Commenting on the agreement, Lithuanian political analyst Nerijus Maliukevičius of Vilnius University says the devil’s in the details.
“It sounds like Minks No. 2, which in itself shows that the first try was not enough. Hence a grain of salt about Minsk No. 2 as well. Angela Merkel had said the same thing even before the meeting: general mistrust is widespread and devil’s in the details. As we have seen, agreements are easy to sign and announce, but the problem is to implement them. There was the first Minsk agreement [ceasefire deal reached last September], but, ironically, talks of ceasefire were drowned by sounds of gunfire,” according to Maliukevičius.
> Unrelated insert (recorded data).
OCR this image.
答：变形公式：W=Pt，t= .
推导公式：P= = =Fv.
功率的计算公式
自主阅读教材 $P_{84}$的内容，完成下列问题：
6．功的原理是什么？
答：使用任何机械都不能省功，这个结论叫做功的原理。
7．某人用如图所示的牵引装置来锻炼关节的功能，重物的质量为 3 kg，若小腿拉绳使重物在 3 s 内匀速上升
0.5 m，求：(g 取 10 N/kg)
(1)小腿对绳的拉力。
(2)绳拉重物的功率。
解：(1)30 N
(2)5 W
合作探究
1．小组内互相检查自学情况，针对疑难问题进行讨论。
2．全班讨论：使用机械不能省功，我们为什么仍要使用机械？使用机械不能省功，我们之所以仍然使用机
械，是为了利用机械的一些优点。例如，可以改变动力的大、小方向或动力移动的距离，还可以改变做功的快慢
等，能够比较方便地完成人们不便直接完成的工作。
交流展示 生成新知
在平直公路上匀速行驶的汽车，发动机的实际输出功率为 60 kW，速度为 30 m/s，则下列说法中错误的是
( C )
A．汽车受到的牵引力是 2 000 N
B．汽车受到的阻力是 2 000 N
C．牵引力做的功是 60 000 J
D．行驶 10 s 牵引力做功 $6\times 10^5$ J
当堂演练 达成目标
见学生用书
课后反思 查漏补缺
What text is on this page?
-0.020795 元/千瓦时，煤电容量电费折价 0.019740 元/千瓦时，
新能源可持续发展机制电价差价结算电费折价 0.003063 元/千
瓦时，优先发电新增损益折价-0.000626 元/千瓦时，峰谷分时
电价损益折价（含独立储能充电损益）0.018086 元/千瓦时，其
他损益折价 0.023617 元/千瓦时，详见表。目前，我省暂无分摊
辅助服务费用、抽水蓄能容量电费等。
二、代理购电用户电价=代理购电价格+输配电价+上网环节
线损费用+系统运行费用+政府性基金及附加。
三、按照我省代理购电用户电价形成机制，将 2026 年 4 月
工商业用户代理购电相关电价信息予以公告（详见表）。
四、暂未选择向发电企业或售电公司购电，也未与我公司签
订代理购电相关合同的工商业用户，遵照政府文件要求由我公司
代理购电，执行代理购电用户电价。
“I’d like to note that there was no joint announcement of the agreement, no press conference or discussion. When there is an agreement and all points have been worked out, it is not hard to go out together and say: we have an agreement and we will stick to it. When each leader speaks to their own press – Putin with the Russian media, others with their own – this means that there are diverging interpretations from the very start.”
Putin not to be trusted
Linas Kojala of Eastern Europe Studies Centre says that the demilitarized zone provision in the agreement essentially means that Russian soldiers and military equipment currently stationed in Ukraine will remain there.
AFP reports that during the talks in Minsk, some 50 Russian tanks crossed into the Ukrainian territory.
Kojala says that the point on pulling back heavy weaponry means, at best, that it will be moved several kilometres, but the Russian-Ukrainian border will remain unprotected, which will allow Russia to move troops and weapons to the country as freely as before.
He says that the ceasefire agreed upon in Minsk will merely mean that pro-Russian separatists will keep their guns loaded and will be able to resume attacks at any time they choose.
The ceasefire begins after midnight on Sunday. Until then, according to Kojala, “Russia is allowed, on advantageous terms, to do some more beating and draw a temporary demarcation line”.
Moscow keeps all the leverage it had before to use in future negotiations, while the Western side is foregoing its main leverage, i.e., the prospect of supplying arms to Ukraine. This option is no longer viable, since supposedly peace has been achieved.
“The worst-case scenario is if the European Union buys Putin’s smokescreen and starts talking about lifting sanctions without further moves (like disconnecting Russia from the SWIFT payment system) and thus de facto accepts Russia’s military methods of stopping Ukraine’s Western integration. The minimum we should seek now is to renew (or even expand) sanctions until Ukraine is in full control of its borders, until Russia withdraws its army and military equipment and until Kiev concludes decentralization in the form it finds acceptable,” Kojala says.
Eastern Europe Studies Centre analyst Laurynas Kasčiūnas says that the key issue right now is how constitutional decentralization in Ukraine will be linked to Kiev taking back control of its borders. Ukraine’s President Petro Poroshenko has told the media that the country’s government did not agree to federalization or granting autonomy to the separatist-held territories.
The agreement document does mention decentralization of governing in Ukraine, but, Kasčiūnas insists, the exact word used is less important than how this provision will be implemented.
The document speaks of a constitutional reform in Ukraine, with a new constitution due to come into force by the end of 2015. Legislation granting special status to Donetsk and Luhansk regions are to be adopted by the end of this year.
“The essential point is what form this constitutional reform will take. And even if Poroshenko talks about decentralization rather than autonomy, it is important to know what content it carries. A federal state can very well be called centralized or unitary. This is an important point. I mean, if there is any linking of handing over border control to the course of the constitutional reform, its timing, then they [pro-Russia separatists] will always be able to exert pressure by saying that decentralization is faulty and does not go far enough,” according to Kasčiūnas.
“By controlling the border, the Russians will be able to control the substance of the decentralization,” the political analyst says.
The agreement document says that the Ukrainian government will have full control of the border after local elections are held in Donetsk and Luhansk and after completing constitutional reforms.
“Russia will be able to steer the constitutional reform, because it will be in control of the border. That’s the essence of the matter,” Kasčiūnas concludes.